Monday, Nov. 30, 1931

"Cunning Little Rascal"

Widespread during the past month has been this rumor: Charles Augustus ("Eaglet") Lindbergh Jr., 17-month-old son of the No. 1 U. S. hero, is deaf and so has not learned to talk. Cause of the affliction was supposed to have been the pre-natal drumming of airplane motors in his ears, causing a trauma, while his mother, Anne Morrow Lindbergh, continued to fly during her pregnancy.*

Last week no less a personage than Clinton Wallace Gilbert, Washington correspondent of the New York Evening Post, came forward for the Lindbergh child to deny this rumor.
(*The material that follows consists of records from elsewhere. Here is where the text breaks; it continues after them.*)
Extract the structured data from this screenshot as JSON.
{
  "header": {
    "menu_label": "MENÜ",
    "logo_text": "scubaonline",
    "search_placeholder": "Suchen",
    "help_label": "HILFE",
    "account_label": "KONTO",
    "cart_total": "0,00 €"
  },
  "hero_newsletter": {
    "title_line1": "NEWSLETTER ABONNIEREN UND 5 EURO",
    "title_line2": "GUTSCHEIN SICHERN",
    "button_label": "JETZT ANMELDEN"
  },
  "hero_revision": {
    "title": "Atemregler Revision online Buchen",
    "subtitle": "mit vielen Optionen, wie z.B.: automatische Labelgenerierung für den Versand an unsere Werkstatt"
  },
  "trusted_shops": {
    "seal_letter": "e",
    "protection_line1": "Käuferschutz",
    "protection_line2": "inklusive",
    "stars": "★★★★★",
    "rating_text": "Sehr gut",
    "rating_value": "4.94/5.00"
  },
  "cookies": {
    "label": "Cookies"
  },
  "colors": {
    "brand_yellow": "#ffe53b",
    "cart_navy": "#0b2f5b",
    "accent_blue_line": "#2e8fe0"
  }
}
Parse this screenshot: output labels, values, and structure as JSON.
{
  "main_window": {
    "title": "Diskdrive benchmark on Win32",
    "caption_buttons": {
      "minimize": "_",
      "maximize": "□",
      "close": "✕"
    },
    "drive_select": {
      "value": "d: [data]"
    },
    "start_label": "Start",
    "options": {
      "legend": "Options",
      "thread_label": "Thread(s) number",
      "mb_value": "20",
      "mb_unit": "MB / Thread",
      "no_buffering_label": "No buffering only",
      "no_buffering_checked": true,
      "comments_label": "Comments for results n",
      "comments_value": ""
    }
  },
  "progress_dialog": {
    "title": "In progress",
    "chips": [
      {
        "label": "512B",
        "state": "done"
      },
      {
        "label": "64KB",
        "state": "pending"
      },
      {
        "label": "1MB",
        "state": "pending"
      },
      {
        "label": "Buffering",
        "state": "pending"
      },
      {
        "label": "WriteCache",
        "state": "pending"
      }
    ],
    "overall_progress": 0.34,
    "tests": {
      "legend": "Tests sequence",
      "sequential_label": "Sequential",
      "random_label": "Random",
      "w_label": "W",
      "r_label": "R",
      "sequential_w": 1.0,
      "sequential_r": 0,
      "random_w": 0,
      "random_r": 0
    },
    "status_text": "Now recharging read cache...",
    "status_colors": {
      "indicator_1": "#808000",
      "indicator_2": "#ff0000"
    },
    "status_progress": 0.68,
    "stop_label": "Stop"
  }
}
In the column ("Daily Mirror of Washington") which he usually devotes to the politically great of the land, Pundit Gilbert wrote with unaccustomed feeling and excitement:

"At least a dozen people have asked me if I had heard this story. I have and it is utterly untrue. Members of the Morrow family assure me that the child is a perfectly normal baby, running about and as bright as a button, a cunning little rascal who hears perfectly and says just about as many words as any baby of seventeen months may be expected to say. . . . The parents naturally have tried to keep the youngster out of the newspapers. . . . I have heard stories of nurses of the Lindbergh baby fleeing from cameras when the infant was out for an airing. . . . Publicity, as anyone who has seen its ravages in Washington knows, ruins a good many grown men. How much worse must it be for children! . . . Give the Lindbergh baby a chance! It can't help it that its father and grandfather are famous."

* Two months before her son was born Mrs. Lindbergh accompanied her husband on a record-breaking transcontinental flight (TIME, April 28, 1930).